Dabei weiß auch die SPD, was Menschen bewegt: marode Schulen, eine dysfunktionale Verwaltung, ein stotternder Wohnungsbau und ein schwindendes Sicherheitsgefühl. Dort erwarten die Berliner Besserung – Rot-Rot-Grün aber betreibt Klientelpolitik. Wie groß die Wahrnehmungsstörung ist, zeigt das Thema Videoeinsatz, wo der Partei nach der Pleite beim Tegel-Volksbegehren die absehbar nächste Niederlage droht. Stattdessen liegt dem Parteitag ein Antrag über staatlich geförderte feministische Pornos vor.
Wie schafft man Identifikation? Klaus Wowereit gab frei von Parteiämtern den unangefochtenen Zuchtmeister am Senatstisch – ob Rot-Rot oder Rot-Schwarz. Müller, der neben dem SPD-Vorsitz auch als Bundesratspräsident amtiert und bald ins SPD-Präsidium aufrücken wird, steht nicht für klar praktizierte Richtlinienkompetenz, sondern ist vor allem oberster Moderator.
Der Machtkampf zwischen Müller und Saleh lähmt
Zugleich lähmt der Machtkampf zwischen Müller und Saleh die Kooperation von Senatskanzlei und Fraktionsführung. Auch wenn es auf dem Parteitag nicht den erwarteten direkten Schlagabtausch gab, kann sich Müller gestärkt fühlen.

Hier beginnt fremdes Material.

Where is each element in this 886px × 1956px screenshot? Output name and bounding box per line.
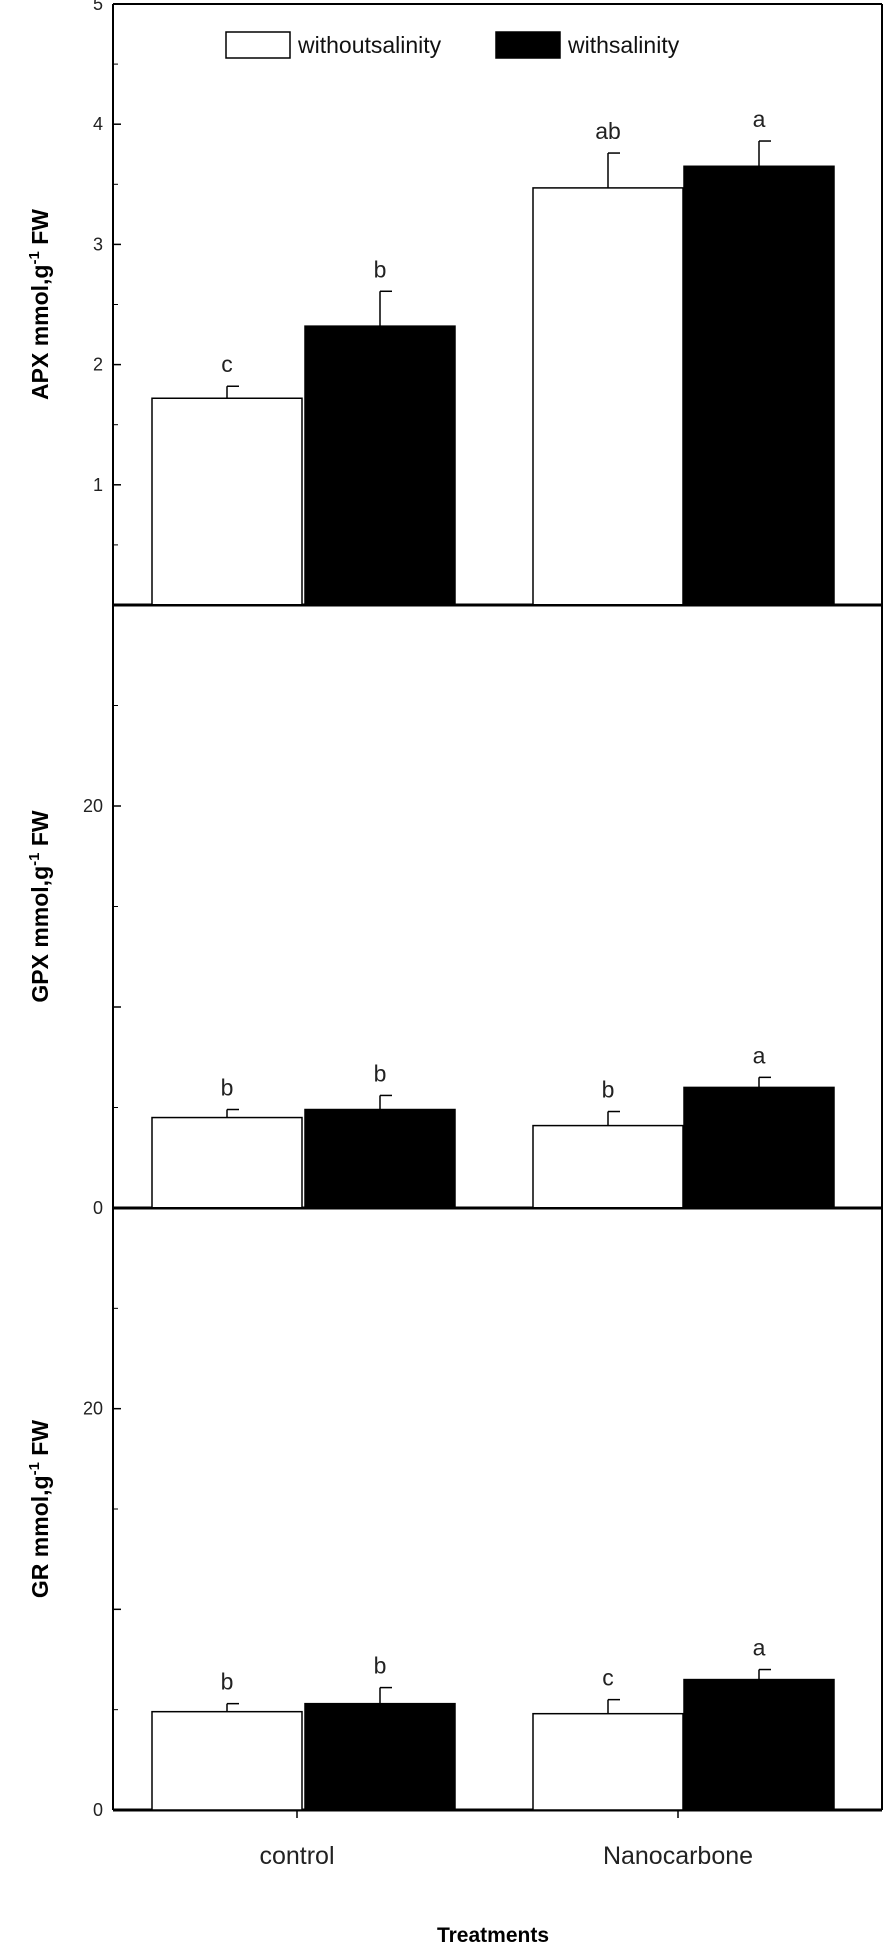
- y-axis-label: APX mmol,g-1 FW: [26, 209, 53, 400]
- significance-letter: ab: [595, 118, 621, 144]
- panel-2: 0 20 GPX mmol,g-1 FW b b b a: [26, 604, 883, 1218]
- y-tick-label: 4: [93, 114, 103, 134]
- bar-withsalinity-control: [304, 1108, 456, 1209]
- y-label-tail: FW: [27, 1420, 53, 1462]
- legend-swatch-withoutsalinity: [225, 31, 291, 59]
- significance-letter: c: [602, 1665, 614, 1691]
- y-label-superscript: -1: [26, 251, 43, 264]
- significance-letter: b: [374, 256, 387, 282]
- y-axis-label: GPX mmol,g-1 FW: [26, 810, 53, 1003]
- y-tick-label: 0: [93, 1800, 103, 1820]
- bar-withoutsalinity-control: [151, 397, 303, 606]
- y-tick-label: 0: [93, 1198, 103, 1218]
- bar-withsalinity-control: [304, 325, 456, 606]
- bar-withsalinity-control: [304, 1702, 456, 1811]
- panel-1: 1 2 3 4 5 APX mmol,g-1 FW c ab b a withoutsalinity…: [26, 0, 883, 607]
- x-tick-label: control: [259, 1842, 334, 1870]
- significance-letter: a: [753, 106, 766, 132]
- y-tick-label: 20: [83, 796, 103, 816]
- y-tick-label: 5: [93, 0, 103, 14]
- y-label-tail: FW: [27, 810, 53, 852]
- y-tick-label: 2: [93, 355, 103, 375]
- y-label-tail: FW: [27, 209, 53, 251]
- y-label-superscript: -1: [26, 1462, 43, 1475]
- significance-letter: c: [221, 351, 233, 377]
- bar-withsalinity-Nanocarbone: [683, 1678, 835, 1811]
- bar-withoutsalinity-control: [151, 1116, 303, 1209]
- significance-letter: b: [602, 1077, 615, 1103]
- significance-letter: b: [221, 1075, 234, 1101]
- x-axis-label: Treatments: [437, 1924, 549, 1947]
- significance-letter: a: [753, 1635, 766, 1661]
- significance-letter: a: [753, 1042, 766, 1068]
- legend-label-withsalinity: withsalinity: [567, 32, 680, 58]
- y-tick-label: 20: [83, 1399, 103, 1419]
- significance-letter: b: [374, 1653, 387, 1679]
- y-label-main: GPX mmol,g: [27, 866, 53, 1003]
- bar-withoutsalinity-Nanocarbone: [532, 1712, 684, 1811]
- legend-swatch-withsalinity: [495, 31, 561, 59]
- bar-withsalinity-Nanocarbone: [683, 165, 835, 606]
- x-tick-label: Nanocarbone: [603, 1842, 753, 1870]
- panel-3: 0 20 GR mmol,g-1 FW b c b a control Nanocarbone T…: [26, 1207, 883, 1947]
- bar-withoutsalinity-Nanocarbone: [532, 1124, 684, 1209]
- y-label-superscript: -1: [26, 853, 43, 866]
- significance-letter: b: [374, 1060, 387, 1086]
- y-label-main: GR mmol,g: [27, 1475, 53, 1598]
- bar-withsalinity-Nanocarbone: [683, 1086, 835, 1209]
- bar-withoutsalinity-control: [151, 1710, 303, 1811]
- legend: withoutsalinity withsalinity: [225, 31, 680, 59]
- significance-letter: b: [221, 1669, 234, 1695]
- legend-label-withoutsalinity: withoutsalinity: [297, 32, 442, 58]
- y-tick-label: 1: [93, 475, 103, 495]
- y-axis-label: GR mmol,g-1 FW: [26, 1420, 53, 1598]
- y-label-main: APX mmol,g: [27, 265, 53, 400]
- bar-withoutsalinity-Nanocarbone: [532, 187, 684, 606]
- y-tick-label: 3: [93, 234, 103, 254]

Der kämpferische Parteichef gestand eigene Fehler zu und demonstrierte durch die von der SPD-Fraktion geforderte Solidarität seine Stärke gegenüber dem klar in die Schranken gewiesenen Saleh.
Wechsel zu fordern, ist leicht; ihn zu gestalten, viel schwieriger. Den Parteiapparat beherrscht Müller meisterlich; er kann sich durch die Ämterfülle aber nicht darauf konzentrieren, dass die SPD neue Stärke entwickelt. Dies zu organisieren, ist die zentrale Aufgabe.
Potenzial für den Neustart gibt es durchaus. Berlins SPD konnte in diesem Jahr 2300 Neumitglieder begrüßen – besonders viele nach der Schulz-Niederlage. Auf dem Parteitag 2018 wird der Vorsitzende neu gewählt – bis dahin muss sich Saleh erklären. Die schwelende Machtfrage verheißt nichts Gutes für die SPD-Fraktion, die in der SPD-CDU-Koalition das impulsgebende Machtzentrum war, auch für die Senatsarbeit.
Stillstand kann sich Berlin nicht leisten – die SPD erst recht nicht. Falls sie sich nicht rasch erneuert, sitzt sie bald nicht auf, sondern zwischen allen Stühlen.